There were a few things about this book that upgraded it from a “good” book to an “amazing” book in my mind. You can definitely tell Lafferty is a Star Wars fan, and not just a sci-fi/fantasy author writing a Star Wars book. I think there’s a difference.
- The chin scar origin story. It’s there, and it didn’t need to be there, but I’m not complaining.
- Beckett’s grief. The movie didn’t have room to show how much Val’s sacrifice shook Beckett. And it’s good that they didn’t force it in – it could have slowed down the film’s pacing. But there was plenty of room for it in the book – and it made his death hurt a little more.
- Qi’ra. Her character in the book almost feels like a completely different version than who we get to know in the film – but there’s a reason for that. The book’s narration allows us to see into the mind of someone who’s really only interested in using Han to gain a sense of freedom. It makes her into more of a villain, and I’m fine with that.
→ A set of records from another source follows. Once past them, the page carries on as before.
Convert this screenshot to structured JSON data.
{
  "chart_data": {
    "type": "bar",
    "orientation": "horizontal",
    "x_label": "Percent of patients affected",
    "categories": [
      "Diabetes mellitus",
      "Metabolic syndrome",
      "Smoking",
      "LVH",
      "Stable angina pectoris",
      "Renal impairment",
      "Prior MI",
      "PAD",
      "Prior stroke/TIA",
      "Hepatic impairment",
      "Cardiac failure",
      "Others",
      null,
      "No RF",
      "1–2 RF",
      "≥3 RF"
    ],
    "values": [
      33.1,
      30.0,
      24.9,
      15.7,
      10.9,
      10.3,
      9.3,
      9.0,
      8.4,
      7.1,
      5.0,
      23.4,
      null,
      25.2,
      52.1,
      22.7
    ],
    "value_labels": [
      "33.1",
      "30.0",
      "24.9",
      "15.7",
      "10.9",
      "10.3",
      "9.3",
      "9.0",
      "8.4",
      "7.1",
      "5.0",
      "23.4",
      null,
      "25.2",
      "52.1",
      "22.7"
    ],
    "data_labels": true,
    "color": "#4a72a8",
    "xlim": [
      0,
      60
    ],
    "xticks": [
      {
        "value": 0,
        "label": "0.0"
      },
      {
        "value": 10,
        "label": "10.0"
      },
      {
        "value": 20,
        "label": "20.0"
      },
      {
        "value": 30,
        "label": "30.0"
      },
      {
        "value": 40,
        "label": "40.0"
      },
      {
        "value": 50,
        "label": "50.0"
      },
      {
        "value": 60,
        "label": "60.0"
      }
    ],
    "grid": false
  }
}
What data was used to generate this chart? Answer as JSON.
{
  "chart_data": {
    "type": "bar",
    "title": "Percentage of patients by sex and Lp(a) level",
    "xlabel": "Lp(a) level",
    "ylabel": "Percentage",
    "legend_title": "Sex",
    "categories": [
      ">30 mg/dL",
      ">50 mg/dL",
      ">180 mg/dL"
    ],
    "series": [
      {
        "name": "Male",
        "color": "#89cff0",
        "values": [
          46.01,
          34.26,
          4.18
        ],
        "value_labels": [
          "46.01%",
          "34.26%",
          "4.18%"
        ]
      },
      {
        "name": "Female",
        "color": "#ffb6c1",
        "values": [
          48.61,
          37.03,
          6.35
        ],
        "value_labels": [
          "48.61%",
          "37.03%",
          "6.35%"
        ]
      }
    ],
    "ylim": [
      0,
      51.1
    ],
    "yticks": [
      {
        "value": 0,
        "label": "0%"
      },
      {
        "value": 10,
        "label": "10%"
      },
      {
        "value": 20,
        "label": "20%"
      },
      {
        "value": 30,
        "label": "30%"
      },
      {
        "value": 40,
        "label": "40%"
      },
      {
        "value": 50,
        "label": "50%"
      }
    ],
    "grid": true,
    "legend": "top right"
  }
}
- A new copilot. I don’t usually get chills when I’m reading a book. But the moment Han and Chewie act as pilot and copilot for the first time gave me all the happy feels. I’m getting chills right now just remembering it.
- The epilogue. There’s a reason it didn’t make it into the movie – but Rogue One fans will be glad it’s part of the book. Enfys Nest meets secretly with anti-Imperial Saw Gerrera – and has a conversation with 11-year-old Jyn Erso. I don’t know about you, but when Star Wars books make connections to other Star Wars books, I get excited. (Side note: If you liked Rogue One, pick up Rebel Rising by Beth Revis. You won’t regret it.)
Photo Credit: [Solo: A Star Wars Story] Lucasfilm
I can’t review a Star Wars book without giving a balanced analysis. No Star Wars story is perfect – in text or on screen. It was difficult to pick out weaknesses, but a few small things stood out during my read.
- “Chewie.” For a page or so before Han asks “The Wookiee” his name for the first time, Lafferty refers to him as “Chewie” in the narration – even though Han doesn’t even know his Shyriiwook name yet. It didn’t seem like the scene was deliberately being told from Chewie’s perspective, but I might have just missed that POV shift. It was jarring enough to take me out of the story for a second. A very small detail picked out by the brain of an editor-by-trade, but significant enough to make me scratch my head. You might not even notice. Except I just pointed it out. Sorry.
- It’s still a novelization. Despite the well-crafted prose, there are still going to be moments you feel like you’re “reading” a movie. That’s the curse of the art of adaption. It’s not the fault of the writer – just the reality of the process. I just wouldn’t recommend reading the book too soon after watching the movie.
Neither of these things make Solo a “bad” book by any means.
Every Star Wars book goes to great lengths to make obvious references and connections to other movies and books. Every novelization sometimes feels like it’s over-explaining things that its movie seemed to gloss over. Things get cut from movies. People get confused. To me, it’s the perfect time to clarify things for anyone who cares to give the books a thorough read.
Is the book worth buying?
If you usually skip Star Wars novelizations in favor of the movies (or not …), I’d advise making an exception this time around.
Lafferty’s version of Han Solo’s origin story adds several layers of depth a film simply can’t convey. It’s not a word-for-word copy of the script with a few sentences of description added between each line to fill in the gaps.
The book stands alone as its own work of art that simply can’t be compared (extensively) to the script from which it was derived. You can’t say the same for many previous novelizations that came out of Star Wars movies. And that’s a pretty big deal.
I feel for the next author who agrees to the trying task of transforming a Star Wars movie into a book. Lafferty has set the bar higher than it has ever been – as long-time fans of her award-winning work knew she would.
Should Mur Lafferty write more Star Wars? Did the expanded content in the Solo novel change the way you view the film?